The Youth Climate Ambassador Project

The Youth Climate Ambassadors Project facilitates action- and hope-oriented climate change conversations within young communities.

Project Leads: Grace Nosek, George Radner
Project leads George Radner and Grace Nosek with students from Prince of Wales Secondary

The Youth Climate Ambassadors Project is a new program supported by the UBC Climate Hub, responding to demand for action- and hope-oriented climate change conversations within young communities. Conventional climate communications efforts have often focused on apocalyptic, hopeless stories of crisis which can be paralyzing, demoralizing, and ineffective for inviting youth to act. Acknowledging the window presented by the IPCC’s 2018 report, the Youth Climate Ambassadors Project offers an alternative perspective that highlights how leaning into the climate movement can inspire hope, community, and agency, while inviting participants to consider climate change as an issue of social justice through a lens of systems thinking. 
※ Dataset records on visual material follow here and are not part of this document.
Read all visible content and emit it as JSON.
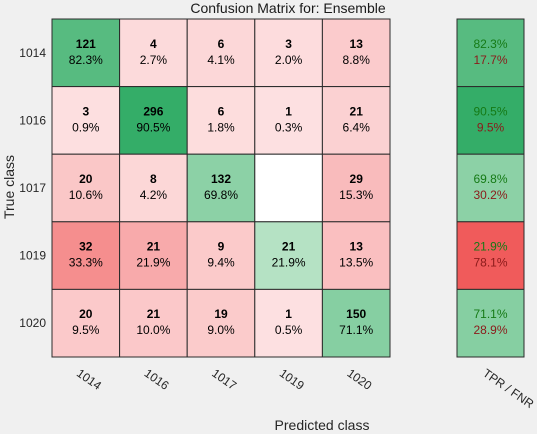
{
  "chart_data": {
    "type": "heatmap",
    "title": "Confusion Matrix for: Ensemble",
    "xlabel": "Predicted class",
    "ylabel": "True class",
    "classes": [
      "1014",
      "1016",
      "1017",
      "1019",
      "1020"
    ],
    "counts": [
      [
        121,
        4,
        6,
        3,
        13
      ],
      [
        3,
        296,
        6,
        1,
        21
      ],
      [
        20,
        8,
        132,
        null,
        29
      ],
      [
        32,
        21,
        9,
        21,
        13
      ],
      [
        20,
        21,
        19,
        1,
        150
      ]
    ],
    "percents": [
      [
        "82.3%",
        "2.7%",
        "4.1%",
        "2.0%",
        "8.8%"
      ],
      [
        "0.9%",
        "90.5%",
        "1.8%",
        "0.3%",
        "6.4%"
      ],
      [
        "10.6%",
        "4.2%",
        "69.8%",
        "",
        "15.3%"
      ],
      [
        "33.3%",
        "21.9%",
        "9.4%",
        "21.9%",
        "13.5%"
      ],
      [
        "9.5%",
        "10.0%",
        "9.0%",
        "0.5%",
        "71.1%"
      ]
    ],
    "summary_label": "TPR / FNR",
    "tpr": [
      "82.3%",
      "90.5%",
      "69.8%",
      "21.9%",
      "71.1%"
    ],
    "fnr": [
      "17.7%",
      "9.5%",
      "30.2%",
      "78.1%",
      "28.9%"
    ],
    "grid": true,
    "legend": "none"
  },
  "colors": {
    "background": "#f0f0f0",
    "correct_full": "#21a55a",
    "correct_light": "#b5e2c4",
    "error_light": "#fde1e2",
    "error_strong": "#f05858",
    "empty_cell": "#ffffff",
    "cell_border": "#2b2b2b",
    "tpr_text": "#157a15",
    "fnr_text": "#8b1a1a",
    "dark_text": "#000000"
  }
}
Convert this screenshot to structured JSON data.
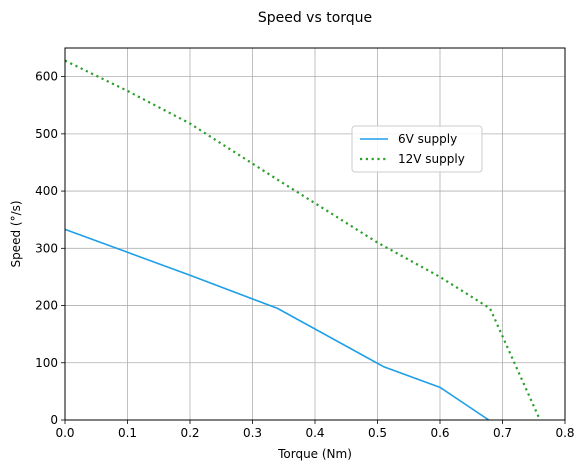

Through this program, UBC student facilitators offer one to two hour workshops delivered within academic, athletic, creative, social, and cultural communities. The goal: to empower youth with the knowledge, resources, and confidence to become “Climate Ambassadors” in their own communities. Along the way, youth will learn about climate justice and how to understand the complexity of the climate crisis, and its solutions, through systems thinking. The workshops focus on storytelling as a way to help climate narratives resonate with students. Facilitators tell their own climate story, highlighting how and why they became involved in the climate movement, and what it’s meant to them. We believe this peer-to-peer connection is crucial for inviting more youth into the climate movement.

Progress to Date

A pilot phase of the Youth Climate Ambassadors Project has been running from January 2019 to June 2019. So far, the program has reached over 600 youth in middle schools and high schools. Following initial workshops, the TREK and Mini School programs at Prince of Wales Secondary have been heavily involved, with students providing feedback on program design, and dedicating both class and volunteer time to participate in Climate Hub activities. Having seen the overwhelming expressions of interest after each workshop, a robust collection of post-workshop resources are now being created in order to connect youth with a diversity of ongoing avenues to engagement in climate-related work. 

Beyond supporting youth leadership off-campus, the Youth Climate Ambassadors Project supports UBC student leadership on climate, and facilitates the sharing of climate knowledge on- and off-campus.